Johnny and the jazz trumpeter symbolise the change possible when we realise the world has gone rotten, and the duality of human beings under capitalism. The two identical men, each on one side of the equation, beg the question: who you do you want to be? Do you take part in a demeaning, misogynistic, violent class system? Or, will you try to make a change? The musician may not take an active part in the child sex trafficking, but he willingly takes money and drugs from the people who do, and his passive complicity makes him part of the system.

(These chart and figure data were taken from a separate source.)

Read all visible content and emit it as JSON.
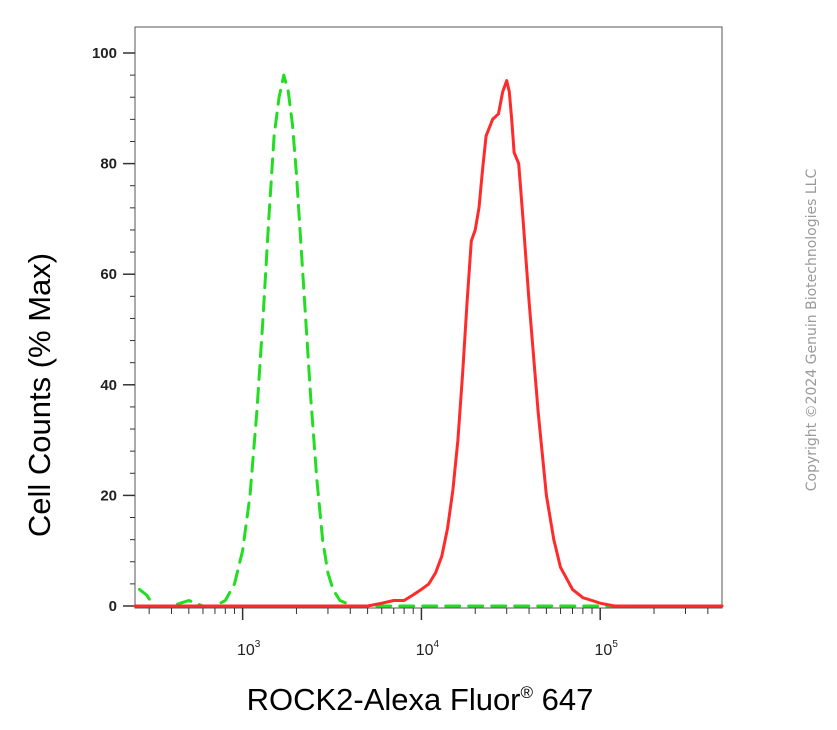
{
  "chart_data": {
    "type": "line",
    "title": "",
    "xlabel": {
      "main": "ROCK2-Alexa Fluor",
      "sup": "®",
      "tail": " 647"
    },
    "ylabel": "Cell Counts (% Max)",
    "x_scale": "log",
    "xlim": [
      250,
      480000
    ],
    "ylim": [
      0,
      100
    ],
    "yticks": [
      "0",
      "20",
      "40",
      "60",
      "80",
      "100"
    ],
    "xticks": [
      {
        "base": "10",
        "exp": "3",
        "value": 1000
      },
      {
        "base": "10",
        "exp": "4",
        "value": 10000
      },
      {
        "base": "10",
        "exp": "5",
        "value": 100000
      }
    ],
    "series": [
      {
        "color": "#22dd22",
        "dashed": true,
        "x": [
          265,
          290,
          320,
          400,
          500,
          600,
          700,
          800,
          900,
          1000,
          1100,
          1200,
          1300,
          1400,
          1500,
          1600,
          1700,
          1800,
          1900,
          2000,
          2200,
          2400,
          2600,
          2800,
          3000,
          3200,
          3500,
          3800,
          4200,
          5000,
          8000,
          30000,
          80000,
          480000
        ],
        "y": [
          3,
          2,
          0,
          0,
          1,
          0,
          0,
          1,
          4,
          10,
          20,
          35,
          52,
          70,
          85,
          92,
          96,
          93,
          87,
          78,
          57,
          38,
          23,
          12,
          6,
          3,
          1,
          0.5,
          0,
          0,
          0,
          0,
          0,
          0
        ]
      },
      {
        "color": "#ff2a2a",
        "dashed": false,
        "x": [
          250,
          3000,
          5000,
          6000,
          7000,
          8000,
          9000,
          10000,
          11000,
          12000,
          13000,
          14000,
          15000,
          16000,
          17000,
          18000,
          19000,
          20000,
          21000,
          22000,
          23000,
          25000,
          27000,
          28500,
          30000,
          31000,
          32000,
          33000,
          35000,
          37000,
          40000,
          45000,
          50000,
          55000,
          60000,
          70000,
          80000,
          90000,
          100000,
          120000,
          150000,
          480000
        ],
        "y": [
          0,
          0,
          0,
          0.5,
          1,
          1,
          2,
          3,
          4,
          6,
          9,
          14,
          21,
          30,
          42,
          55,
          66,
          68,
          72,
          79,
          85,
          88,
          89,
          93,
          95,
          93,
          88,
          82,
          80,
          70,
          55,
          35,
          20,
          12,
          7,
          3,
          1.5,
          1,
          0.5,
          0,
          0,
          0
        ]
      }
    ],
    "grid": false,
    "legend": "none"
  },
  "copyright": "Copyright ©2024 Genuin Biotechnologies LLC"
}
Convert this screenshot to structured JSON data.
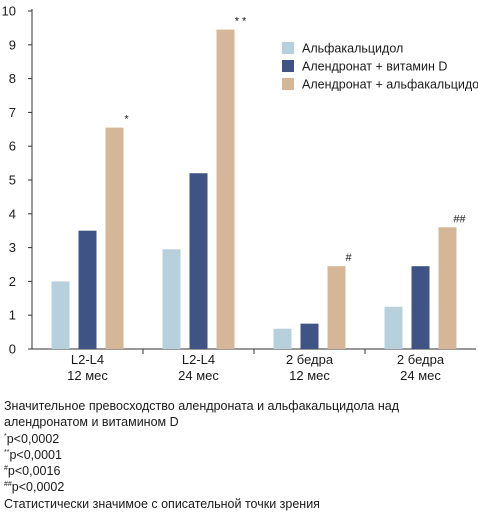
{
  "chart_data": {
    "type": "bar",
    "categories": [
      [
        "L2-L4",
        "12 мес"
      ],
      [
        "L2-L4",
        "24 мес"
      ],
      [
        "2 бедра",
        "12 мес"
      ],
      [
        "2 бедра",
        "24 мес"
      ]
    ],
    "series": [
      {
        "name": "Альфакальцидол",
        "color": "#b7d1dc",
        "values": [
          2.0,
          2.95,
          0.6,
          1.25
        ]
      },
      {
        "name": "Алендронат + витамин D",
        "color": "#3f5484",
        "values": [
          3.5,
          5.2,
          0.75,
          2.45
        ]
      },
      {
        "name": "Алендронат + альфакальцидол",
        "color": "#d5b797",
        "values": [
          6.55,
          9.45,
          2.45,
          3.6
        ]
      }
    ],
    "significance": [
      "*",
      "* *",
      "#",
      "##"
    ],
    "ylim": [
      0,
      10
    ],
    "yticks": [
      "0",
      "1",
      "2",
      "3",
      "4",
      "5",
      "6",
      "7",
      "8",
      "9",
      "10"
    ],
    "legend_position": "top-right",
    "grid": false
  },
  "notes": {
    "line1": "Значительное превосходство алендроната и альфакальцидола над алендронатом и витамином D",
    "p1_mark": "*",
    "p1": "p<0,0002",
    "p2_mark": "**",
    "p2": "p<0,0001",
    "p3_mark": "#",
    "p3": "p<0,0016",
    "p4_mark": "##",
    "p4": "p<0,0002",
    "last": "Статистически значимое с описательной точки зрения"
  }
}
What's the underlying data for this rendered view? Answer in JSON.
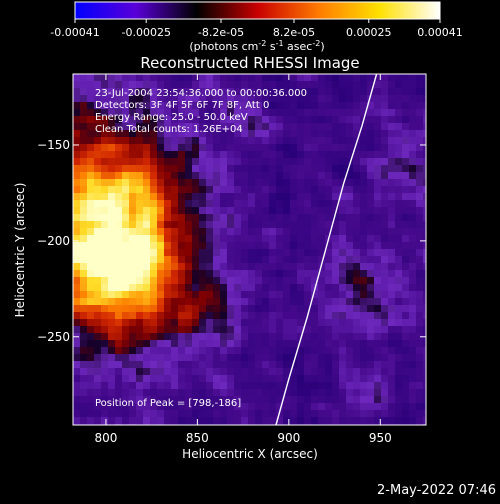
{
  "colorbar": {
    "ticks": [
      "-0.00041",
      "-0.00025",
      "-8.2e-05",
      "8.2e-05",
      "0.00025",
      "0.00041"
    ],
    "tick_values": [
      -0.00041,
      -0.00025,
      -8.2e-05,
      8.2e-05,
      0.00025,
      0.00041
    ],
    "range": [
      -0.00041,
      0.00041
    ],
    "units": {
      "prefix": "(photons cm",
      "exp1": "-2",
      "mid1": " s",
      "exp2": "-1",
      "mid2": " asec",
      "exp3": "-2",
      "suffix": ")"
    },
    "colors": [
      "#0000ff",
      "#5a00d8",
      "#000000",
      "#c80000",
      "#ff7a00",
      "#ffe000",
      "#ffffff"
    ]
  },
  "chart_data": {
    "type": "heatmap",
    "title": "Reconstructed RHESSI Image",
    "xlabel": "Heliocentric X (arcsec)",
    "ylabel": "Heliocentric Y (arcsec)",
    "xlim": [
      782,
      975
    ],
    "ylim": [
      -296,
      -113
    ],
    "xticks": [
      800,
      850,
      900,
      950
    ],
    "yticks": [
      -150,
      -200,
      -250
    ],
    "info_lines": [
      "23-Jul-2004 23:54:36.000 to 00:00:36.000",
      "Detectors: 3F 4F 5F 6F 7F 8F, Att 0",
      "Energy Range: 25.0 - 50.0 keV",
      "Clean    Total counts: 1.26E+04"
    ],
    "peak_label": "Position of Peak = [798,-186]",
    "peak": [
      798,
      -186
    ],
    "limb_points": [
      [
        893,
        -296
      ],
      [
        900,
        -272
      ],
      [
        910,
        -240
      ],
      [
        920,
        -205
      ],
      [
        930,
        -170
      ],
      [
        940,
        -140
      ],
      [
        948,
        -113
      ]
    ]
  },
  "timestamp": "2-May-2022 07:46"
}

Johnny makes a conscious decision to reject the capitalist order of the Vampire and his friends, so much so he actively works to dismantle the system resulting in a wild, confused firefight at the reception. “I Saved the World Today” by Eurythmics serves as a perfectly reworked jazz ballad marking Johnny’s final triumph in this insane sociopolitical allegory.
Father Son Holy Gore - Dreamland - Stop TTIP

“Hey, hey, I saved the world today
Everybody’s happy now
The bad thing’s gone away
And everybody’s happy now
The good thing’s here to stay
Please let it stay”

— “I Saved the World Today”
by Eurythmics

Father Son Holy Gore - Dreamland - Bloody GirlsThis film won’t be for everyone. It’s a strange story with multiple plots running throughout, and much of it feels symbolic. If that’s not your bag then it’ll certainly be hard to get into Dreamland. For those willing to dig, you’ll find more below the surface worth sinking your teeth into deeper. Burgess and Whistler have crafted an allegorical screenplay that McDonald takes to surreal heights, mixing genres like paint, as if we’re watching an old noir crossed with an experimental arthouse film. McHattie’s performance roots us in a very real emotional place, regardless how delightfully far out there the film takes us.

Dreamland has intelligent things to say about power which, like the best satire, is buried in layers. There are times it feels like McDonald’s steering us through several different films, moving from pitch black comedy to fantasy to scenes of gripping horror. And in that sense the film is universal, stretching across genre boundaries the way the Vampire’s eerie reach spans the globe. Global capitalism is treated as a vampiric force in the film that seeks to drain us all, though there seems to be hope in another form of universality: the “universal blood” Vera gives to Johnny. Vera’s a representative of the working class, her universal donor status symbolises the class unity that will help save us, just as it allows Johnny to continue to fight for “the little children.” We are all part of the system. We all just have to decide whether we want to be hypnotised by it like the drug-addled musician who’s called onstage to play on command for those who hold the power, or if we’re able to break free and make a drastic change like Johnny, no matter what it takes.